Leading U.S. electric car maker Tesla has lost its third Autopilot chief, Jim Keller, in less than two years, deepening the company’s Autopilot project crisis.

“Prior to joining Tesla, Jim’s core passion was microprocessor engineering, and he’s now joining a company where he’ll be able to once again focus on this exclusively,” Tesla said in a statement this week. Tesla was bleeding talent from its Autopilot division. Former head of Tesla’s Autopilot department Sterling Anderson quit the job at the end of 2016. His replacement Chris Lattner, who previously created the Swift programming language at Apple company, only lasted six months before departing last June. Keller most recently took over the responsibilities of the Autopilot program after Lattner left, but is leaving Tesla as well. Tesla confirmed that Pete Bannon, a former colleague of Keller at Apple who was among many chip architects that Tesla hired after Keller, is taking over the Autopilot hardware team.

U.S. leading semiconductor chip maker Intel Corporation announced that it was hiring Keller as a senior vice president. Keller will “lead the company’s silicon engineering, which encompasses system-on-chip development and integration,” an Intel press release said. The auto industry and its regulators are counting on assisted-driving technology to help reduce crashes that lead to tens of thousands of injuries and deaths in the United States every year. However, Tesla Autopilot is struggling. Keller’s departure came just weeks after the death of Walter Huang, an Apple engineer whose Tesla Model X vehicle, which was on autopilot, slammed into a concrete lane divider in the city of Mountain View in California state. The car maker has since then gotten into public feuds with both Huang’s family and the National Transportation Safety Board (NTSB), the federal agency which is investigating the crash.

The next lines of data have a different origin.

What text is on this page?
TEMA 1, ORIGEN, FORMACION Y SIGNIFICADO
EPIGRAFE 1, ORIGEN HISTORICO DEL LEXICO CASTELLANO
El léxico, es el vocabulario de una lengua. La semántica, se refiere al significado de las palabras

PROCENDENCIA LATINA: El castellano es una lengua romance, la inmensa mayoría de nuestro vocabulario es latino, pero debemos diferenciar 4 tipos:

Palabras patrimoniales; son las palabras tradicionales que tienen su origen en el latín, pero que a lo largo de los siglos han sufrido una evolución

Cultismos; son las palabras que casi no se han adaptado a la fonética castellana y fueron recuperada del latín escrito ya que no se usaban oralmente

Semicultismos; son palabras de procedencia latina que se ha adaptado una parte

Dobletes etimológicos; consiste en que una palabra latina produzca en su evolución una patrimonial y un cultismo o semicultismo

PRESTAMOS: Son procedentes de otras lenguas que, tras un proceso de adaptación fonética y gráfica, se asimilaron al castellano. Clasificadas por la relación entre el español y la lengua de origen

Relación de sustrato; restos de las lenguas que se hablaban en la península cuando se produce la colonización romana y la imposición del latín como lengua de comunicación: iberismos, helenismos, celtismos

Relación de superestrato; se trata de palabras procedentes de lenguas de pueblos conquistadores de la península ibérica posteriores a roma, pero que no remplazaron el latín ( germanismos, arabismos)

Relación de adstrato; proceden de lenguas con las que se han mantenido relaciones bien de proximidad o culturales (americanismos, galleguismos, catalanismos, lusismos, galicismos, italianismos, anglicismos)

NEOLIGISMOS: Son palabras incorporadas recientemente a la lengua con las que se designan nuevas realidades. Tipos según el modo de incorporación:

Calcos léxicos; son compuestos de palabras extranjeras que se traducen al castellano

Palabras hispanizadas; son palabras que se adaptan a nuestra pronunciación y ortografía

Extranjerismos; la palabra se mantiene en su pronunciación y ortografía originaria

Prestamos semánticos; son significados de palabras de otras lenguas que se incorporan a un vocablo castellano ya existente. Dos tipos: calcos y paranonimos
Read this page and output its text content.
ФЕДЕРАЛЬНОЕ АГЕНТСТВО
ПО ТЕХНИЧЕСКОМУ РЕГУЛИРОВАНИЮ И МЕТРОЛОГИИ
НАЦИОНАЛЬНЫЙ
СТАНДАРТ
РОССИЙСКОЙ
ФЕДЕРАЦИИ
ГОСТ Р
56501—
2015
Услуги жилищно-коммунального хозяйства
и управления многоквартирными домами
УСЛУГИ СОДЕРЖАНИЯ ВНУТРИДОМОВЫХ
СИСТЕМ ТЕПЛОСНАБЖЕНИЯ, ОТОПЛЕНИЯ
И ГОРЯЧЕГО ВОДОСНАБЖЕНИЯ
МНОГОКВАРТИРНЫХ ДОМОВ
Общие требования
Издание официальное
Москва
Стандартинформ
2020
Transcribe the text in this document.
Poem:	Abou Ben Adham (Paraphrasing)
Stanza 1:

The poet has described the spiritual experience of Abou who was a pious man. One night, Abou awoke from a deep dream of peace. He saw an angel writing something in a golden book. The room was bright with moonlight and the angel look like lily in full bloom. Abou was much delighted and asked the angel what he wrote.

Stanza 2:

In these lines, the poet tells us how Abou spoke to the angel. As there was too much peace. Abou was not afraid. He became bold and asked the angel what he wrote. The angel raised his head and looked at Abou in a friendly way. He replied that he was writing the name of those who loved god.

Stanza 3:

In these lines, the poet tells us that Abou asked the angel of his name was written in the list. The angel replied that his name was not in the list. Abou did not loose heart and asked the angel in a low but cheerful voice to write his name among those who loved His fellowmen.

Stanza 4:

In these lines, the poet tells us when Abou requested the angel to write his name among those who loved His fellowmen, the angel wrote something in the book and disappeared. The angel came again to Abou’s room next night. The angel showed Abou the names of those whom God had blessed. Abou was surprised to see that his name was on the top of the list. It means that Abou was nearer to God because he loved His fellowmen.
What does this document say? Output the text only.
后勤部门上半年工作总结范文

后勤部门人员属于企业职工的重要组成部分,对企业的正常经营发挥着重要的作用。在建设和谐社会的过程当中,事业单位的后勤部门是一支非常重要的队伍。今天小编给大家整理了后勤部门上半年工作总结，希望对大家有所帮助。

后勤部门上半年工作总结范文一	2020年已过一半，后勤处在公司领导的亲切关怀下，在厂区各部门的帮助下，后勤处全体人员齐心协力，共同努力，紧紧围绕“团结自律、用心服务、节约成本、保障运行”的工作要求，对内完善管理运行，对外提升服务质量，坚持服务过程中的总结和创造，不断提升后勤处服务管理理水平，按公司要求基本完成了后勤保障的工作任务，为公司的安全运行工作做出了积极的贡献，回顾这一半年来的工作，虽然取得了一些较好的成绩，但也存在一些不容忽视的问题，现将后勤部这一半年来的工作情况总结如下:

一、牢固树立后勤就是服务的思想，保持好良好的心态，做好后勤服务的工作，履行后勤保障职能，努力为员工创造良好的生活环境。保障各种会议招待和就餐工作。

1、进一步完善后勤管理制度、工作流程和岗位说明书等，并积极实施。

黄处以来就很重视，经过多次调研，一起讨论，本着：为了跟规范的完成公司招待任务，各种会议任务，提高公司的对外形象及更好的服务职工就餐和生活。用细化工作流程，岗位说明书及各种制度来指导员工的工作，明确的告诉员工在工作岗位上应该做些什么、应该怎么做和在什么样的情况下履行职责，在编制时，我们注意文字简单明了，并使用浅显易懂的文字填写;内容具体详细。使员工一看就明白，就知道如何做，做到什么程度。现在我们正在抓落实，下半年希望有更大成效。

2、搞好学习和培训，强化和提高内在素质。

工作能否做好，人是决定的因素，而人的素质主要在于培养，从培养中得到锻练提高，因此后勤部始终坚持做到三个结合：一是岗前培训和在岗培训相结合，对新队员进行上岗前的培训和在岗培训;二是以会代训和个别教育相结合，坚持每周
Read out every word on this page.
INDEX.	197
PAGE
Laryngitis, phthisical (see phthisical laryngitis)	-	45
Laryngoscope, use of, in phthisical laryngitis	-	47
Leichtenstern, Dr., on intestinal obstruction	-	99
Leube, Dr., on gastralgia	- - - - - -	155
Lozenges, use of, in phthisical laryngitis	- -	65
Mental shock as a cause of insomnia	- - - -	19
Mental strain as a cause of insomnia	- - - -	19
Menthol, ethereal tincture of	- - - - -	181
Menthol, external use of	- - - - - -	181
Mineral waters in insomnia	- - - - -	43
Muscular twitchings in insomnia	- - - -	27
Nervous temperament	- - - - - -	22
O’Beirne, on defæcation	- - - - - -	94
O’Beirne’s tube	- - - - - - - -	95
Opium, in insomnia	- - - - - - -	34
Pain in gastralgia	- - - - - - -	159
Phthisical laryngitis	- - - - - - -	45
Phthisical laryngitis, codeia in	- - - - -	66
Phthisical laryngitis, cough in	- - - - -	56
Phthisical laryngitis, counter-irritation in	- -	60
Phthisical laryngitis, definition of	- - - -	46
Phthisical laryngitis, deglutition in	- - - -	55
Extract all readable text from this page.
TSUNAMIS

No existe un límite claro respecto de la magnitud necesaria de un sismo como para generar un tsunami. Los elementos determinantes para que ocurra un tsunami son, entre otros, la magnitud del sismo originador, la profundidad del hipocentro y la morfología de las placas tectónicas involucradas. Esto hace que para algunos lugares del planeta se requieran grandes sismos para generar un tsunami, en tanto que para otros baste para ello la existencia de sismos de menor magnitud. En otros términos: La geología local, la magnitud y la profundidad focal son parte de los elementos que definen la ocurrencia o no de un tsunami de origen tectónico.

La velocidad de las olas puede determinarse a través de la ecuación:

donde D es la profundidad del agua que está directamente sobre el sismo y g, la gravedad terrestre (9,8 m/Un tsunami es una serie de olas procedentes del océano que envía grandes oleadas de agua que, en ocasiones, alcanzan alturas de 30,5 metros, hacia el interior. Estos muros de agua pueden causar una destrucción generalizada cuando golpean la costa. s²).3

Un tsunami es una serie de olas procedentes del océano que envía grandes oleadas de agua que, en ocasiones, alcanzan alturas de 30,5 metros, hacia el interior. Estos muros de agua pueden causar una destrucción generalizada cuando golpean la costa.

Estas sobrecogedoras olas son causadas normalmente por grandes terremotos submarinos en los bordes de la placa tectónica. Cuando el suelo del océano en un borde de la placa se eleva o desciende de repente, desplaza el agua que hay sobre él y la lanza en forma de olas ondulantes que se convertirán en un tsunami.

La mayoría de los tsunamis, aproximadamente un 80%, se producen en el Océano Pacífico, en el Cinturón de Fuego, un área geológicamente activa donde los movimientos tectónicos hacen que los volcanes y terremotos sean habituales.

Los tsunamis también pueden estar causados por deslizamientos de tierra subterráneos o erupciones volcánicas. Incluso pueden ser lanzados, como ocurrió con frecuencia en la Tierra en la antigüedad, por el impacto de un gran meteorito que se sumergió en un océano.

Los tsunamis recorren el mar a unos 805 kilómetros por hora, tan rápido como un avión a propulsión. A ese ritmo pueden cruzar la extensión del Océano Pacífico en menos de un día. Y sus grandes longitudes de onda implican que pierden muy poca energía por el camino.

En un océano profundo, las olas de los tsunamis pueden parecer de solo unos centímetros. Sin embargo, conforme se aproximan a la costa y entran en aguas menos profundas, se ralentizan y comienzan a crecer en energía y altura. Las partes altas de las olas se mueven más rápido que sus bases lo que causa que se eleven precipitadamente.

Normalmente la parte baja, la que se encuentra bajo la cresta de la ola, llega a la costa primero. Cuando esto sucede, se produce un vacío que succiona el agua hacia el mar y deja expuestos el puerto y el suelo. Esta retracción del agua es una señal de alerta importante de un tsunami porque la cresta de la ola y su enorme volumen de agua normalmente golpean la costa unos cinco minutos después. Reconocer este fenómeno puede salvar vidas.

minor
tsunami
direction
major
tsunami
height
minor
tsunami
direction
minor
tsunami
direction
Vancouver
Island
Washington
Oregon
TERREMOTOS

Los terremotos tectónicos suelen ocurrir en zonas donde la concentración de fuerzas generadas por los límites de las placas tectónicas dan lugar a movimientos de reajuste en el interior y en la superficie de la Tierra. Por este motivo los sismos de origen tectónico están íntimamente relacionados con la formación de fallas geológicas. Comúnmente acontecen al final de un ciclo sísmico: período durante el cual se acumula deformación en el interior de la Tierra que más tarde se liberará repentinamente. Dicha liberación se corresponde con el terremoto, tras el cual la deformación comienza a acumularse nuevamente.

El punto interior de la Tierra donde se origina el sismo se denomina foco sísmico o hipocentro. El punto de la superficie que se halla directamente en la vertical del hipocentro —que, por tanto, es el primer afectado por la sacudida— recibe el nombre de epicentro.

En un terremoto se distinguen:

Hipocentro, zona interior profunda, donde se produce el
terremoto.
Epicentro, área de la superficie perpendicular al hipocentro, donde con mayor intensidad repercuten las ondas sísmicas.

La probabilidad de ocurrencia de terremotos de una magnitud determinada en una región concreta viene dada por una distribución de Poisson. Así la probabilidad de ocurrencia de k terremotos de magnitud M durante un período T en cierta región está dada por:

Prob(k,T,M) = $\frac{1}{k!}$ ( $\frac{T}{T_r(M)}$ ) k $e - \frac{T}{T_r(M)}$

Tesla said Autopilot was engaged at the time of the crash, but added that Huang was responsible for the crash, as he did not pay attention to multiple warnings issued by the car even though he was aware of the Autopilot’s imperfection. Tesla’s defense of the Autopilot’s capabilities has come under intense scrutiny in the investigation. Tesla has said all cars currently being made at its factory in Fremont, California, including the Model 3, have the hardware needed for full self-driving capability. However, the company is behind its production and distribution schedule of its more affordable sedan, the Model 3. It also recently lost its chief finance officer and chief sales officer.